New Music: Fucked Up
By Troy Hasselman, November 3 2018 —
The career of Toronto punk veterans Fucked Up has been defined by defying expectations and conventions. Through constant changes to their sound and musical approach, the band has effectively redefined what a punk band can be while still remaining rooted in the genre, with signifiers such as vocalist Damian Abraham’s baritone scream and the band’s collective, relentless energy.
After the massive success of The Chemistry of Common Life (2008) and David Comes to Life (2011) — two highly ambitious albums that eschew punk conventions in favour of grand concepts, diverse instrumentations and guitar parts with so many multi-tracks they sound like a jet taking off in your ear — Fucked Up stripped back their sound and released the bare-bones Glass Boys (2014). After this came a long break as members pursued other projects and the future of the band appeared in doubt.
Now Fucked Up return with Dose Your Dreams, perhaps the most ambitious record of the band’s career. Capping out at 82 minutes and 18 songs, the album includes guest vocalists including Polaris Prize winner Lido Pimiento, J Mascis of Dinosaur Jr. and Canadian folk singer Jennifer Castle, as well as a wide array of experimental forays into industrial-tinged electronica, disco, ambient and psych rock. There’s a children’s choir, too.
What’s perhaps most striking about Dose Your Dreams, compared to previous Fucked Up releases, is the reduced role of Abraham, who appears only on roughly two-thirds of the album. Despite his reduced presence, Abraham remains an absolute cannonball of a vocalist and a welcome presence whenever he appears.

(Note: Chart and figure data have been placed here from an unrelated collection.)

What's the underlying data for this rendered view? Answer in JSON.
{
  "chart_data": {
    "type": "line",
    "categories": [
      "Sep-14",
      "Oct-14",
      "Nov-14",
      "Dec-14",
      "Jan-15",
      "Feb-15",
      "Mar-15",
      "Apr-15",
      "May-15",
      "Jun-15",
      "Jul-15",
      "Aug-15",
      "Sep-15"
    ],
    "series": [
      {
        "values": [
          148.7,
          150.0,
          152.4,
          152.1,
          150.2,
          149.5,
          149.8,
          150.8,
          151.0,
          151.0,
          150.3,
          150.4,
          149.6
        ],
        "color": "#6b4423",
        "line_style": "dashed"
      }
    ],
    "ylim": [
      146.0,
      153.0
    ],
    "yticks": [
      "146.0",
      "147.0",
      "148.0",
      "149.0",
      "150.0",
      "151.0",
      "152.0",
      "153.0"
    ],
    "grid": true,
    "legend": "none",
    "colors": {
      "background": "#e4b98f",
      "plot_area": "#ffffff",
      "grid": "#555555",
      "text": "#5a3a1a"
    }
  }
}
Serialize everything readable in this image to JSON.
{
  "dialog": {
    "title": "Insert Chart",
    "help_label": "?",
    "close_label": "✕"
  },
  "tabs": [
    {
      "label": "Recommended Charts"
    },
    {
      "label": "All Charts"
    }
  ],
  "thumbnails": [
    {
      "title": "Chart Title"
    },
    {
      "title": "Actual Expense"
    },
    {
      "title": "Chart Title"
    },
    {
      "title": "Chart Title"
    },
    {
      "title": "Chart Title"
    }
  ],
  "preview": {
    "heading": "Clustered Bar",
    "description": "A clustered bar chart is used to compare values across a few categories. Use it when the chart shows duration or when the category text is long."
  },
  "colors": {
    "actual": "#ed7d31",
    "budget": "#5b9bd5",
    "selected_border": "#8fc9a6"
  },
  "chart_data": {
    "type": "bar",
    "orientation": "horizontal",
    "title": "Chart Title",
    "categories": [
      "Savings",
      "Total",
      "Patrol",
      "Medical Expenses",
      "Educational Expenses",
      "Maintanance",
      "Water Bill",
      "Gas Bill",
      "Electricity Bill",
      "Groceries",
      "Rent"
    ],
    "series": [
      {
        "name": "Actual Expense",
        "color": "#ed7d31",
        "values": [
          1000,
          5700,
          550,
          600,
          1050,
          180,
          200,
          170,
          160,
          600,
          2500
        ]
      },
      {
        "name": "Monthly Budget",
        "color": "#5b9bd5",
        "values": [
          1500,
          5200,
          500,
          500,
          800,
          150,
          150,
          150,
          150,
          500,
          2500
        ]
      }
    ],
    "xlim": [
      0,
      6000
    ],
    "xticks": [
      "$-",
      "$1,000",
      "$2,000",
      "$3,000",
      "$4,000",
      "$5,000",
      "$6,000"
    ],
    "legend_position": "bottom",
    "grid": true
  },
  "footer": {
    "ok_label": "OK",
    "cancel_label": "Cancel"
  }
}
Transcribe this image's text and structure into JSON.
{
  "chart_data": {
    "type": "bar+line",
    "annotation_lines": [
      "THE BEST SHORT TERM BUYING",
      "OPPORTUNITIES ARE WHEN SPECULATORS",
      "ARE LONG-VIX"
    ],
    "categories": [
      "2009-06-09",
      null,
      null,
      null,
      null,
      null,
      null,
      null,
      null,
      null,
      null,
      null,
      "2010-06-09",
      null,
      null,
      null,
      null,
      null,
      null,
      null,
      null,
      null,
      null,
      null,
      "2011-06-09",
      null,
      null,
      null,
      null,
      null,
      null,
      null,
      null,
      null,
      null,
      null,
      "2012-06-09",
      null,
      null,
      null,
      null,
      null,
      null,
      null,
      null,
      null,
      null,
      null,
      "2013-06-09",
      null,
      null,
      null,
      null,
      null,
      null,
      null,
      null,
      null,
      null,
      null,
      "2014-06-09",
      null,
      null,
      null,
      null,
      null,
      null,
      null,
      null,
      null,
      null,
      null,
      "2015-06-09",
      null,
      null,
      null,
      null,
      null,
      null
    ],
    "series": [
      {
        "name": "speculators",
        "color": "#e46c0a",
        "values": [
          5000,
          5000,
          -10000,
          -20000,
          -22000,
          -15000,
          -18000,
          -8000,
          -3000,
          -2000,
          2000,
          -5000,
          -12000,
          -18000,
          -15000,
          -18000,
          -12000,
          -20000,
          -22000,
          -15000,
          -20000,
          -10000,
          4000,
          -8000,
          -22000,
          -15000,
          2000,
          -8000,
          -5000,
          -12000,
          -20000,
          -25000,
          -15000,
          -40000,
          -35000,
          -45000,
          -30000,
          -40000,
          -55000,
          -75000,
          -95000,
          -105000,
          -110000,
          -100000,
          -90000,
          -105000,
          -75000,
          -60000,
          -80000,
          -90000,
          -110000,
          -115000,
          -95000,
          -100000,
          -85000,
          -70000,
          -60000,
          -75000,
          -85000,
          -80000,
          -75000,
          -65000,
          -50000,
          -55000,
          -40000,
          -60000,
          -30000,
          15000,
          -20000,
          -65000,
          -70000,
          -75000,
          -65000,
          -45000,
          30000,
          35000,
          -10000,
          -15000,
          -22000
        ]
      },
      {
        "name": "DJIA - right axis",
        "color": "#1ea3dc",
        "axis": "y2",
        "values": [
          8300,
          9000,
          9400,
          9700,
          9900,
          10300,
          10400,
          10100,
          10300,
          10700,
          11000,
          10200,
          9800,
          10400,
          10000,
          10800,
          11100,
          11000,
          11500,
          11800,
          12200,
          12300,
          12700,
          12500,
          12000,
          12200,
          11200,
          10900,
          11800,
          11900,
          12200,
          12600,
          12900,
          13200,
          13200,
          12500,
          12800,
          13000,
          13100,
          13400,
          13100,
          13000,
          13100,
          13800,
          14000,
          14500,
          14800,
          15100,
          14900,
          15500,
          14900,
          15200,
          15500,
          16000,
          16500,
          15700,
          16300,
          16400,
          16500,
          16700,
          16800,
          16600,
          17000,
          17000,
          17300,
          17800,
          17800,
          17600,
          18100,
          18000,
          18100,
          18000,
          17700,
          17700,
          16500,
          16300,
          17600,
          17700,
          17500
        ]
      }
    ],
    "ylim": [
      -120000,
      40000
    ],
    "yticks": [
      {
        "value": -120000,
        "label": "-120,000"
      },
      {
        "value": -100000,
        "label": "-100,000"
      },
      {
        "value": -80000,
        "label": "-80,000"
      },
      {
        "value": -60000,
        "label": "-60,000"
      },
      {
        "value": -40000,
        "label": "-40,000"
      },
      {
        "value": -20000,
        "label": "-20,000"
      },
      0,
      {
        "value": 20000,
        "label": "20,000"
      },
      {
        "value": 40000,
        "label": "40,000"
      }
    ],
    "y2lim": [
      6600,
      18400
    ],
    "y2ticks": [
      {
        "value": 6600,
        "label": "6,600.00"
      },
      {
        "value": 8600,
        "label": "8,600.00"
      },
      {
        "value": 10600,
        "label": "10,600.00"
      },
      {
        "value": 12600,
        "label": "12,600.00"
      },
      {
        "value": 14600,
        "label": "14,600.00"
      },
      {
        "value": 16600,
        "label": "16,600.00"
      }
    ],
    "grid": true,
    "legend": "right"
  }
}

Dose Your Dreams acts as a quasi-sequel to 2011’s David Comes to Life, though it swaps the setting from Thatcherite dystopia to present day, meeting up with protagonist David Eliade at his unfulfilling white-collar office job. After David is fired, he meets a homeless woman in the dumpster behind his office who takes on a multi-dimensional journey through time and space to discover his worth within a late-capitalist society. Though it plays a big role in the album, following the narrative is by no means a requirement for enjoyment of the record with its charms lying primarily within the songwriting and genre fluidity.
Unfortunately, the album’s pitfalls are wrapped in its charm. Its narrative is difficult to follow and attempts to make sense of the story make it easy to forget about the music. The length of the album and the genre shifts can make for an exhausting and challenging listen. The experiments themselves are impressive but songs such as the electronic “Mechanical Bull” make more for interesting curiosities than anything else.
Dose Your Dreams is a fun, albeit flawed, record from a band with a propensity for experimentation. It’s all the more impressive for Fucked Up to make an album this ambitious 17 years into their career, a point where most bands have either broken up or began repeating themselves. It works as proof that Fucked Up are never a group to count out.